На втором допросе от нее явно пытались добиться внятных и точных подробностей ее «преступления». Вероника отвечала так, как могла, но ответы, наверное, не устраивали инквизиторов – они задавали свои вопросы снова и снова, стараясь ее запутать.
– Нам все известно, – увещевал судья, беспрерывно листая какие-то свои бумаги, – и нам жаль тебя, Вероника! Ты согрешила, но кто-то вовлек тебя в это преступление, кто-то ввел тебя, такую неопытную, в заблуждение! Назови имя этого человека – это станет знаком твоего примирения с матерью-Церковью!

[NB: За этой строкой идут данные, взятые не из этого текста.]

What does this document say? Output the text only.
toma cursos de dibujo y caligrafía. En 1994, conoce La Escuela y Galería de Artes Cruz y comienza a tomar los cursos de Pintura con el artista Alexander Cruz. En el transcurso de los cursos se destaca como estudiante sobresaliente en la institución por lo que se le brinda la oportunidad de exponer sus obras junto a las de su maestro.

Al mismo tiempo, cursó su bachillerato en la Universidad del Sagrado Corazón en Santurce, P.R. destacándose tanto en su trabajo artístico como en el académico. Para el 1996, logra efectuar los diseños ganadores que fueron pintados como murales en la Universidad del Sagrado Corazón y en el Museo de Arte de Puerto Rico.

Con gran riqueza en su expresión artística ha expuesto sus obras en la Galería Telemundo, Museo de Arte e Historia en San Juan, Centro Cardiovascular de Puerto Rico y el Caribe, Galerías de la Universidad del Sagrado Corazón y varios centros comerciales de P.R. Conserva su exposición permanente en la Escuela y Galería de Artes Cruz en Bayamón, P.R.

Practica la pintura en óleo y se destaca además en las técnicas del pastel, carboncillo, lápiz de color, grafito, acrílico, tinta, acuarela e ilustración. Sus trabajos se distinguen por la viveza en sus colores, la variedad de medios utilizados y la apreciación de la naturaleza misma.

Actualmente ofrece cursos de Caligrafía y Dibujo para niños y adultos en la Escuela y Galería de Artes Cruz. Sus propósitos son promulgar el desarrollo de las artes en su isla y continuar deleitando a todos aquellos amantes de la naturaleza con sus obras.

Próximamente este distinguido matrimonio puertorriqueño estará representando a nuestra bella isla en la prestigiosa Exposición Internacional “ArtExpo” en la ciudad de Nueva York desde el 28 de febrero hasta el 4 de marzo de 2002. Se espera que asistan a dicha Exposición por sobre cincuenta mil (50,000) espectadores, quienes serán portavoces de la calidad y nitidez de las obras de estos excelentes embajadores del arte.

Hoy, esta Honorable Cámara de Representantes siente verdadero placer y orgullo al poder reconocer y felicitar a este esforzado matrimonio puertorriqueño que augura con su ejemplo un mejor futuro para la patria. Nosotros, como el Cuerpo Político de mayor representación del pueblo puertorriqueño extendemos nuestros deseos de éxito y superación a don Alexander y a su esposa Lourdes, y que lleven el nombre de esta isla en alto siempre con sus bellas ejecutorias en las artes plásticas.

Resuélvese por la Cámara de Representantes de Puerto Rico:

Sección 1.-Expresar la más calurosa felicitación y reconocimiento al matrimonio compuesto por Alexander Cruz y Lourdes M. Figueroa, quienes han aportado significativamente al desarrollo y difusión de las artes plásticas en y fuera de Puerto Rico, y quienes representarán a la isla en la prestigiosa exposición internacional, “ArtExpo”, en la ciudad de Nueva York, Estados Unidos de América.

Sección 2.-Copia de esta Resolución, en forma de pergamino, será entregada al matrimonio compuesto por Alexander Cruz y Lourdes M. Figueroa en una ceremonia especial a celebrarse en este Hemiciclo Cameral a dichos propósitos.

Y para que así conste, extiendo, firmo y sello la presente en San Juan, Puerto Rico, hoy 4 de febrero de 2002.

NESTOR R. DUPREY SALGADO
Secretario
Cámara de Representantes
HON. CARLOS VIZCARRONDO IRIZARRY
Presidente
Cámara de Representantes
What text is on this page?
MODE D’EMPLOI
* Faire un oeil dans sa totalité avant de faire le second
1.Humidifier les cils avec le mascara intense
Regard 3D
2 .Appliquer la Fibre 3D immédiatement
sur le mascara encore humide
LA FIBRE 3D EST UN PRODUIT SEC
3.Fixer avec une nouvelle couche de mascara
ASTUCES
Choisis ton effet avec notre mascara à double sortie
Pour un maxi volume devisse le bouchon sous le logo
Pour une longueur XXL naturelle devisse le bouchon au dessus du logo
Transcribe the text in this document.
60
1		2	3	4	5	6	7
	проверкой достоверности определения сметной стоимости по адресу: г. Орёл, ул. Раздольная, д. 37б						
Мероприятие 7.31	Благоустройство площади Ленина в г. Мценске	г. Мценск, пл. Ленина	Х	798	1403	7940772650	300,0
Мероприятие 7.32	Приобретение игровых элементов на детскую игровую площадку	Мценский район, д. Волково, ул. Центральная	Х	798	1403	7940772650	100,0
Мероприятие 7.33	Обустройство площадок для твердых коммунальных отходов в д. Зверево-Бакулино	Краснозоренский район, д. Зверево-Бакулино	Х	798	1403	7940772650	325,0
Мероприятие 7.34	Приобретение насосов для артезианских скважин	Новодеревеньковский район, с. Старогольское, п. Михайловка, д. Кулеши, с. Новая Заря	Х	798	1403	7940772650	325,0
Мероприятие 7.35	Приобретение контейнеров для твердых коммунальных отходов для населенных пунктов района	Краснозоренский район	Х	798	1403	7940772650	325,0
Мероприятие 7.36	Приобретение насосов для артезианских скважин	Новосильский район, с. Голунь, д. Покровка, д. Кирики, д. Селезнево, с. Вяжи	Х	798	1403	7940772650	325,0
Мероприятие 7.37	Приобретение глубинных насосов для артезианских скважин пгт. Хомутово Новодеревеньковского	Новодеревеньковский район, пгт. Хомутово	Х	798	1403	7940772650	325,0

– Никто намеренно не замышлял против меня зло. Это я спутала одного человека с другим. Если кто и виноват, так только я одна и только в этом.
– Кого с кем ты спутала? – ухватились за ее ответ инквизиторы.
И Вероника невозмутимо рассказала им, что приняла совершенно постороннего мужчину за своего мужа, с которым с пятнадцати лет соединена узами супружеских обетов, совершенных по законам его страны.
– Разве ты была замужем? Как же тебя приняли в монастырь?!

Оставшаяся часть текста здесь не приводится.